Buca-Kemalpaşa--Tire

Buca, Anakent sınırları içerisinde yer alır. Kuzeyinde Bornova; doğusunda Kemalpaşa; batısında Konak ve Gaziemir; güneyinde Menderes ve Torbalı ilçeleri ile çevrelenir. Buca’da 1923 yılında belediye kurulmuş, 1987 yılında yürürlüğe giren 3392 sayılı yasa ile ilçe olmuştur.
İlçenin yüzölçümü 134 km2’dir. 3 köyü, 1 beldesi (Kaynaklar) bulunmaktadır.
İlçede 49 İlköğretim Okulu, 14 Orta Öğretim Kurumu, 61968 öğrencinin eğitim gördüğü bu okullarda 2428 öğretmen görev yapmaktadır. Dokuz Eylül Üniversitesi’nin çok sayıda fakültesi Buca’dadır.
Sağlık hizmeti, 13 Sağlık Ocağı, 3 Sağlık Evi, 2 Ana Çocuk Sağlığı, 1 Verem Savaş Dispanseri tarafından verilmektedir.
İlçe ekonomisi ticaret, küçük sanayi, ziraat, hayvancılık ve orman ürünlerine dayanmaktadır. Kaynaklar beldesi, Kırıklar, Belenbaşı ve Karaağaç köylerinde hayvan besi haneleri, sucuk imalathaneleri, tavuk çiftlikleri, zeytinyağı imalathaneleri, kireç ocakları, meyve-sebze ambalaj tesisleri bulunur.
Büyükşehir Belediyesi’ne ait Sebze Meyve Hali ve Balık Hali’nin hizmete girmesiyle ekonomik hareketlilik artmıştır.
Dokuz Eylül Üniversitesi’ne bağlı fakültelerin önemli bir bölümü Buca’da yer alır. Bu gelişme, Buca’ya bir öğrenci kenti kimliğini vermiştir.

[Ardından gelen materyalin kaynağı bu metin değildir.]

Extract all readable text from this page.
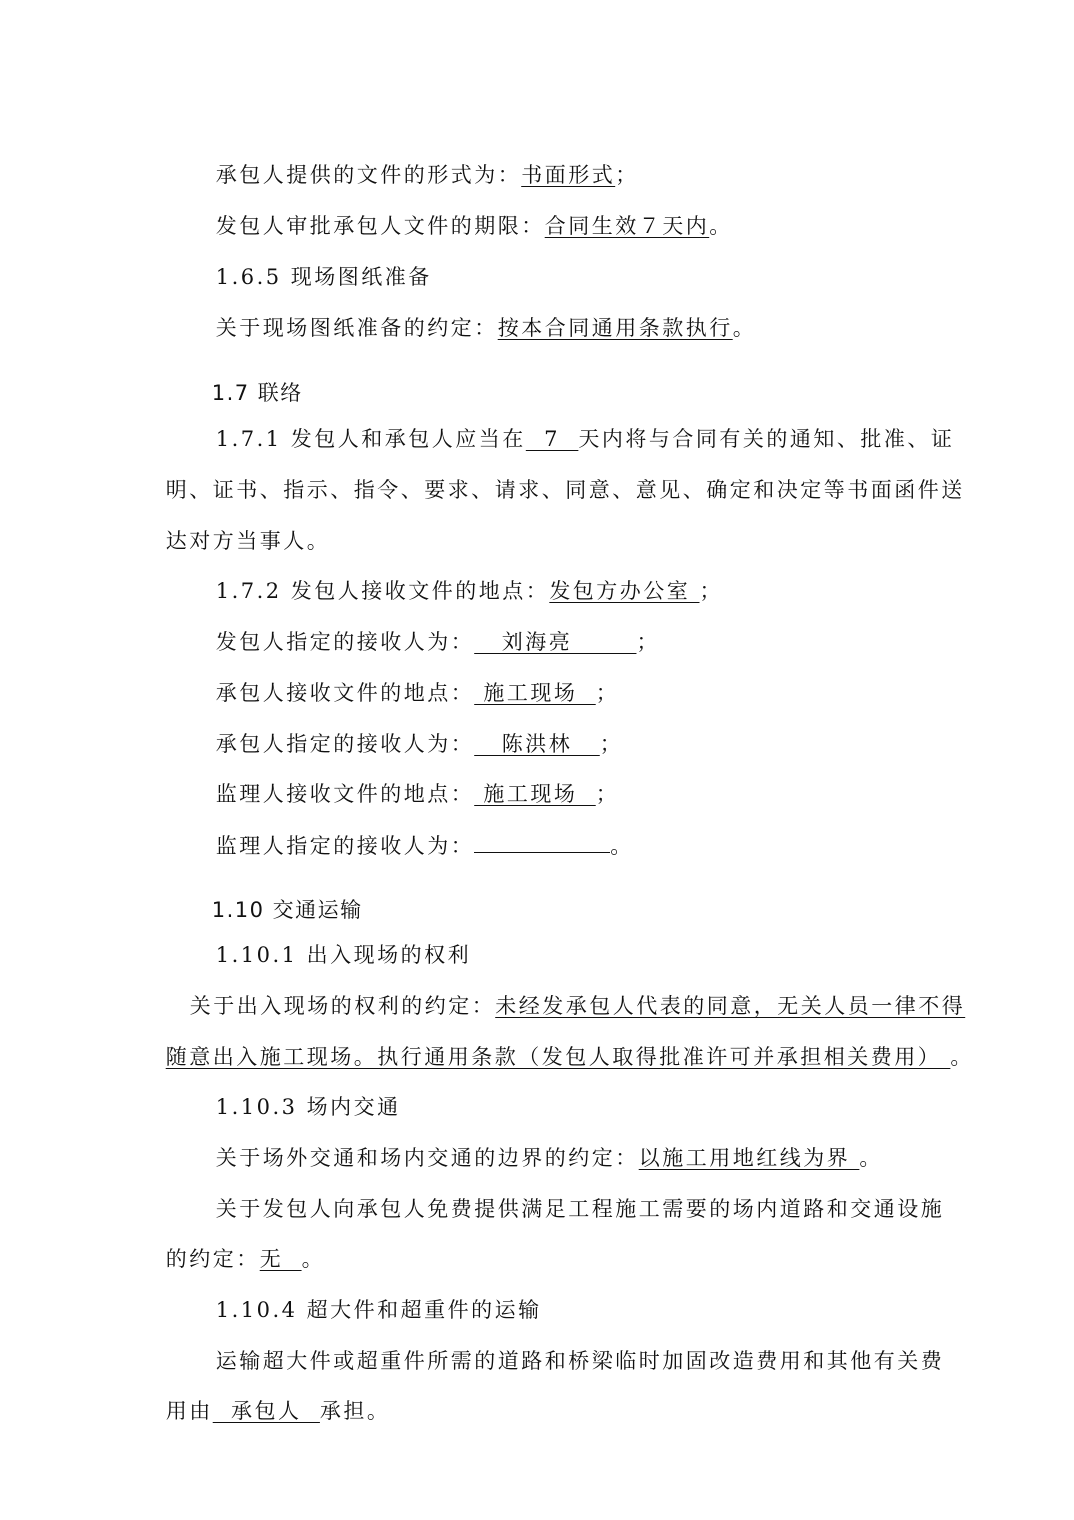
承包人提供的文件的形式为：书面形式；

发包人审批承包人文件的期限：合同生效７天内。

1.6.5 现场图纸准备

关于现场图纸准备的约定：按本合同通用条款执行。

1.7 联络

1.7.1 发包人和承包人应当在  7  天内将与合同有关的通知、批准、证

明、证书、指示、指令、要求、请求、同意、意见、确定和决定等书面函件送

达对方当事人。

1.7.2 发包人接收文件的地点：发包方办公室 ；

发包人指定的接收人为：   刘海亮       ；

承包人接收文件的地点： 施工现场  ；

承包人指定的接收人为：   陈洪林   ；

监理人接收文件的地点： 施工现场  ；

监理人指定的接收人为：	。

1.10 交通运输

1.10.1 出入现场的权利

关于出入现场的权利的约定：未经发承包人代表的同意，无关人员一律不得

随意出入施工现场。执行通用条款（发包人取得批准许可并承担相关费用） 。

1.10.3 场内交通

关于场外交通和场内交通的边界的约定：以施工用地红线为界 。

关于发包人向承包人免费提供满足工程施工需要的场内道路和交通设施

的约定：无  。

1.10.4 超大件和超重件的运输

运输超大件或超重件所需的道路和桥梁临时加固改造费用和其他有关费

用由  承包人  承担。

M.Ö.130’lara uzanan tarihi, birçok uygarlığa tanıklığı ile bir tarih ve kültür beldesi olan Buca’da görülmeye değer tarihi yapılar arasında ; Protestan Kilisesi, Forbes, Rees, De Jongh, Baltacı Malikanesi, Russo Köşkü sayılabilir. Ayrıca, ideal dinlenme yeri olan Hasan Ağa Bahçesi ve Buca Göleti, kent halkının mesire yerlerindendir. İzmir’in ve Ege Bölgesi’nin tek hipodromunun ilçe sınırları içinde bulunması, Buca için ayrı bir özelliktir.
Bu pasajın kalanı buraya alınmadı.